At the first Think Forward Summit last year, participants defined three areas where people experience challenges in their financial decision-making. These challenges gave birth to five projects, which participants were busy working on throughout the past year. This is an overview of the Social media analysis-project, their research and the practical solution being developed based on the research.
Anticipating and avoiding harmful borrowing through social media
By Kristin Glass and Rich Colbaugh
Have you ever borrowed money to buy something and later regretted it? Perhaps you even wondered if you had temporarily lost your mind?
If so, you’re not alone, at least judging by recent data on credit card debt, loan defaults and home foreclosures. Fortunately, help may be on the way. We’re leading a research project with our predictive analytics start-up Periander, aimed at helping people anticipate and avoid making poor borrowing decisions.
Traditional approaches to assisting people with their finances, which emphasise things like improved access to information and increased financial literacy, are often ineffective because decision-making is influenced by emotions and relationships in addition to rational contemplation. Recognising this, we’re trying to understand and quantify these ‘nonrational’ factors by tapping into a novel source of information – social media. Using
social media as a window into what’s going on when a person decides whether to take out a loan or enrol in a savings plan has several advantages over more standard forms of data.
Can I afford this?
For one thing, social media posts are informal and volunteered, which facilitates understanding emotional states and personality types, even in settings that may be embarrassing or distressing. Additionally, this data is cheap, easy to collect, and user-specific, which opens up the possibility to offer affordable, personalised decision-support ‘apps’ in the financial realm.
Another novel aspect of the project is its use of machine learning, the technology that helped the robot Watson win at Jeopardy and drives Google’s driverless cars.

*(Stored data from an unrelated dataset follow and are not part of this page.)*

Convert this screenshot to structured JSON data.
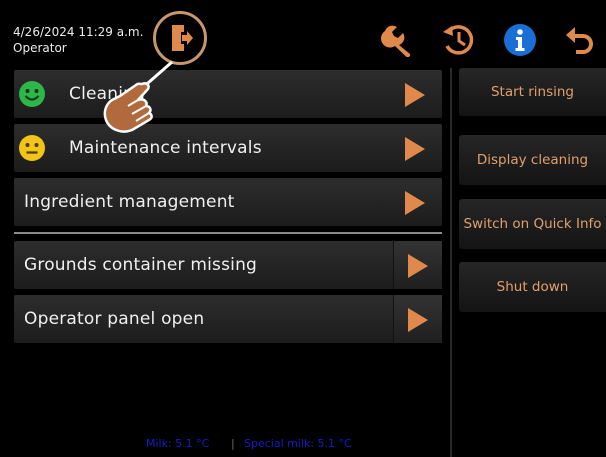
{
  "header": {
    "datetime": "4/26/2024 11:29 a.m.",
    "user_role": "Operator",
    "icons": [
      "logout-icon",
      "wrench-icon",
      "history-icon",
      "info-icon",
      "back-icon"
    ]
  },
  "menu": {
    "items": [
      {
        "label": "Cleaning",
        "status": "smiley-happy"
      },
      {
        "label": "Maintenance intervals",
        "status": "smiley-neutral"
      },
      {
        "label": "Ingredient management"
      }
    ],
    "alerts": [
      {
        "label": "Grounds container missing"
      },
      {
        "label": "Operator panel open"
      }
    ]
  },
  "side_actions": [
    {
      "label": "Start rinsing"
    },
    {
      "label": "Display cleaning"
    },
    {
      "label": "Switch on Quick Info"
    },
    {
      "label": "Shut down"
    }
  ],
  "footer": {
    "milk": "Milk: 5.1 °C",
    "separator": "|",
    "special_milk": "Special milk: 5.1 °C"
  },
  "colors": {
    "accent": "#e0894c",
    "side_text": "#e0a06d",
    "happy": "#2fb54a",
    "neutral": "#f2c318",
    "info": "#1a6fd6",
    "footer_text": "#1a1ac8"
  }
}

Consider the task of instructing a computer to read an individual’s Twitter posts, infer his/her emotional state and personality from this content, and then help decide whether an auto loan is a good idea.
Explicitly programming the computer to perform the intricate and deeply contextual reasoning involved is profoundly difficult. Instead, we present the computer with many examples of Twitter posts and subsequent auto loan outcomes, both good and bad, and let the computer learn for itself what patterns of social media activity are predictive of loan defaults.

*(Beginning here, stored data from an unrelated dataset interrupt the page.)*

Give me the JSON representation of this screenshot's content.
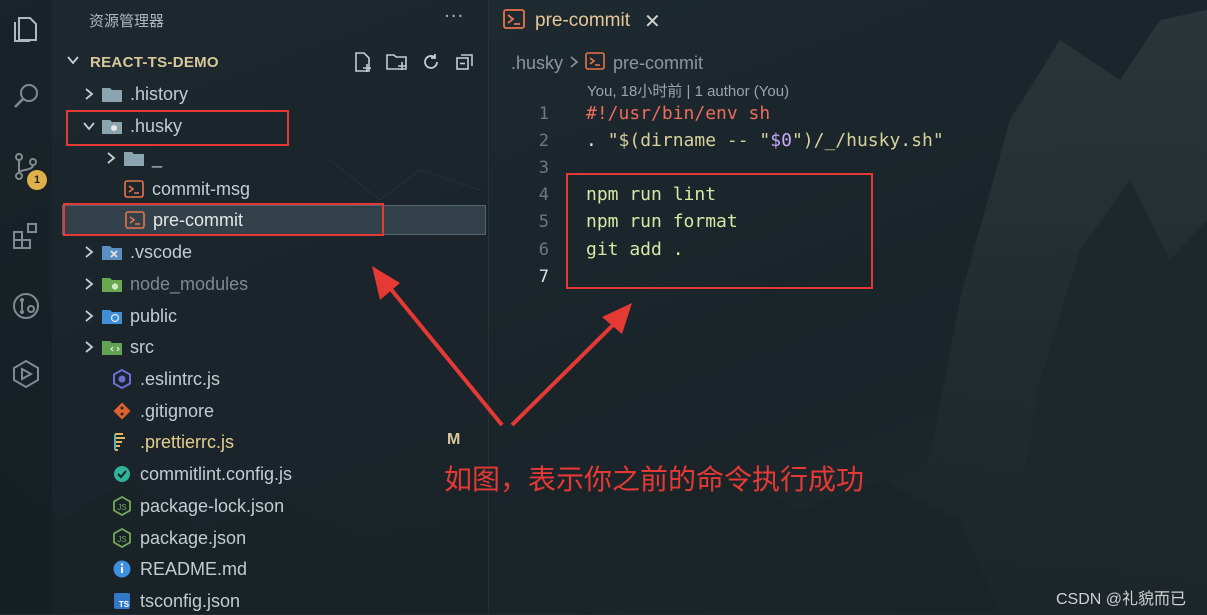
{
  "explorer": {
    "title": "资源管理器",
    "more": "···",
    "project": "REACT-TS-DEMO",
    "scm_badge": "1",
    "items": [
      {
        "label": ".history"
      },
      {
        "label": ".husky"
      },
      {
        "label": "_"
      },
      {
        "label": "commit-msg"
      },
      {
        "label": "pre-commit"
      },
      {
        "label": ".vscode"
      },
      {
        "label": "node_modules"
      },
      {
        "label": "public"
      },
      {
        "label": "src"
      },
      {
        "label": ".eslintrc.js"
      },
      {
        "label": ".gitignore"
      },
      {
        "label": ".prettierrc.js",
        "status": "M"
      },
      {
        "label": "commitlint.config.js"
      },
      {
        "label": "package-lock.json"
      },
      {
        "label": "package.json"
      },
      {
        "label": "README.md"
      },
      {
        "label": "tsconfig.json"
      }
    ]
  },
  "editor": {
    "tab_label": "pre-commit",
    "tab_close": "✕",
    "breadcrumb": [
      ".husky",
      "pre-commit"
    ],
    "blame": "You, 18小时前 | 1 author (You)",
    "line_numbers": [
      "1",
      "2",
      "3",
      "4",
      "5",
      "6",
      "7"
    ],
    "lines": {
      "l1": "#!/usr/bin/env sh",
      "l2a": ". ",
      "l2b": "\"$(dirname -- \"",
      "l2c": "$0",
      "l2d": "\")/_/husky.sh\"",
      "l4": "npm run lint",
      "l5": "npm run format",
      "l6": "git add ."
    }
  },
  "annotation": "如图，表示你之前的命令执行成功",
  "watermark": "CSDN @礼貌而已",
  "colors": {
    "accent_red": "#e53935",
    "folder": "#8aa4b0",
    "shell_icon": "#e8734a"
  }
}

Process of avoiding negative borrowing
The combination of social media data and machine learning provide the foundation for a process, depicted below, for helping people foresee and avoid negative borrowing outcomes. In this process, a user’s social media activity is analysed to characterise his/her emotional state, personality profile and social influences, using word patterns and other features. As one example, the machines learning algorithms have discovered that depressed users tend to exhibit excessive focus on a small group of network peers and increased use of first-person pronouns and negative-affect words.
The inferred emotion and personality traits are then used to predict if and when a person is likely to engage in harmful borrowing. For instance, the algorithms reveal that low conscientiousness together with high neuroticism, as estimated from a user’s social media activity, increases the probability that a person will act rashly when distressed.

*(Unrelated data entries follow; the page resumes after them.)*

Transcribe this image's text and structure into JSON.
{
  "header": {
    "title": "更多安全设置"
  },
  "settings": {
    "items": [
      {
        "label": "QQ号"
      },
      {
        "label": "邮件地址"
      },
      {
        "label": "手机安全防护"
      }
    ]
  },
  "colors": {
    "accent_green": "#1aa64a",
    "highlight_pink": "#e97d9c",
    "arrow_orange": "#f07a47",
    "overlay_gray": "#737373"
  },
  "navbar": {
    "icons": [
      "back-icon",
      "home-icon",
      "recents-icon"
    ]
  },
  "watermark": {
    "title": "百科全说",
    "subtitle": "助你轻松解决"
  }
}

Finally, the analysis identifies the main drivers of the anticipated detrimental borrowing event and uses these insights to help individuals avoid undesirable outcomes. This last step is being designed and implemented by a separate ‘practical solution’ team (BankNXT). While the project is in its initial stages,early results are encouraging. For example, Twitter-based prediction models have been learned for six categories of poor borrowing outcomes: credit card delinquency, auto loan default, student loan delinquency, peer-to-peer loan default, borrowing at excessive interest rates, and debt in collections. In all cases, the models predict loan outcomes with accuracies approaching or exceeding 90% when using only an individual’s social media activities as the basis for prediction. These models also reveal the main drivers of the undesirable outcomes. Perhaps surprising, emotional state and peer effects in the weeks leading up to a borrowing event are actually more important behaviour-drivers than rational considerations, with key emotions including worry, anger, and unhappiness. In conclusion, this research project suggests that, if you feel you must have temporarily lost your mind to have agreed to that auto loan, you may be right: non-rational factors can override logic and reason, resulting in regrettable – but perhaps avoidable – outcomes.
Just picture this: you are looking online to buy a new couch. You are wondering if you can afford it and want to know if you have enough funds, but also if you will not feel uncomfortable afterwards. This is where the practical solution “Can I afford this?” comes in.
It is a built-in tool in your browser or shopping app that helps you determine whether you can afford it by simply saying “yes” or “no”. Of course you will be provided with an explanation of the outcome. The beauty of this solution is that the answer is combined with a social media data analysis which will give us a very good indication of emotional behaviour towards personal finance management. Research has proven that this is a very reliable predictor of financial delinquency.